BY Richard Summerfield
British Airways is to be fined £183.39m by the UK’s Information Commissioner’s Office (ICO) for data protection breaches.
The fine, as set forth by the ICO, will be the largest penalty handed down since the implementation of the European Union’s (EU’s) General Data Protection Regulation (GDPR). The regulator said the company will have a chance to contest the proposed fine, which is roughly 1.5 percent of airline’s annual revenue of £11.6bn worldwide in 2018, well below the maximum rate of 4 percent that can be applied under the GDPR.

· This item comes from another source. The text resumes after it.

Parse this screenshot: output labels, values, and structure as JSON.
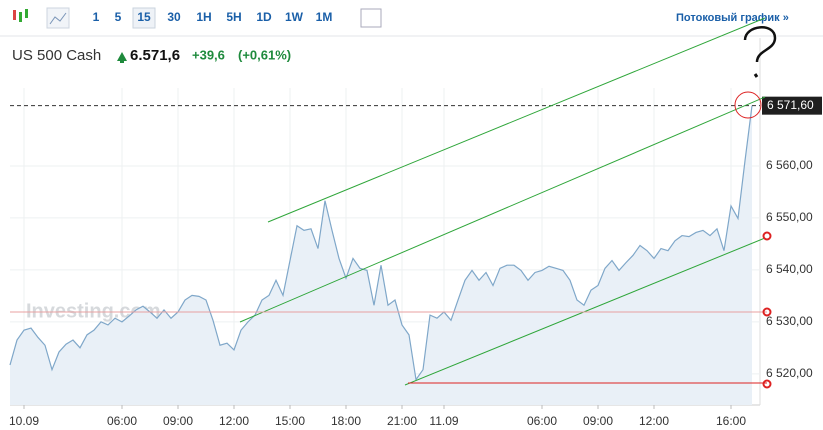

According to the ICO, weak security on the airline’s website allowed users to be diverted away to a fraudulent page, starting in June 2018. The ICO’s investigation found that the incident involved customer details including login, payment card, name, address and travel booking information of around 500,000 users had been harvested.
“People’s personal data is just that – personal,” said Information Commissioner Elizabeth Denham. “When an organisation fails to protect it from loss, damage or theft it is more than an inconvenience. That’s why the law is clear – when you are entrusted with personal data you must look after it. Those that don’t will face scrutiny from my office to check they have taken appropriate steps to protect fundamental privacy rights.”
British Airways, which has subsequently improved its security protocols, has said it will fight the ruling. The airline can appeal against the findings and scale of the fine before a final decision by the ICO. “We are surprised and disappointed in this initial finding from the ICO,” said Alex Cruz, the chair and chief executive of British Airways. “British Airways responded quickly to a criminal act to steal customers’ data. We have found no evidence of fraud/fraudulent activity on accounts linked to the theft. We apologise to our customers for any inconvenience this event caused.”
The ICO noted: “British Airways has cooperated with the ICO investigation and has made improvements to its security arrangements since these events came to light. The company will now have opportunity to make representations to the ICO as to the proposed findings and sanction.”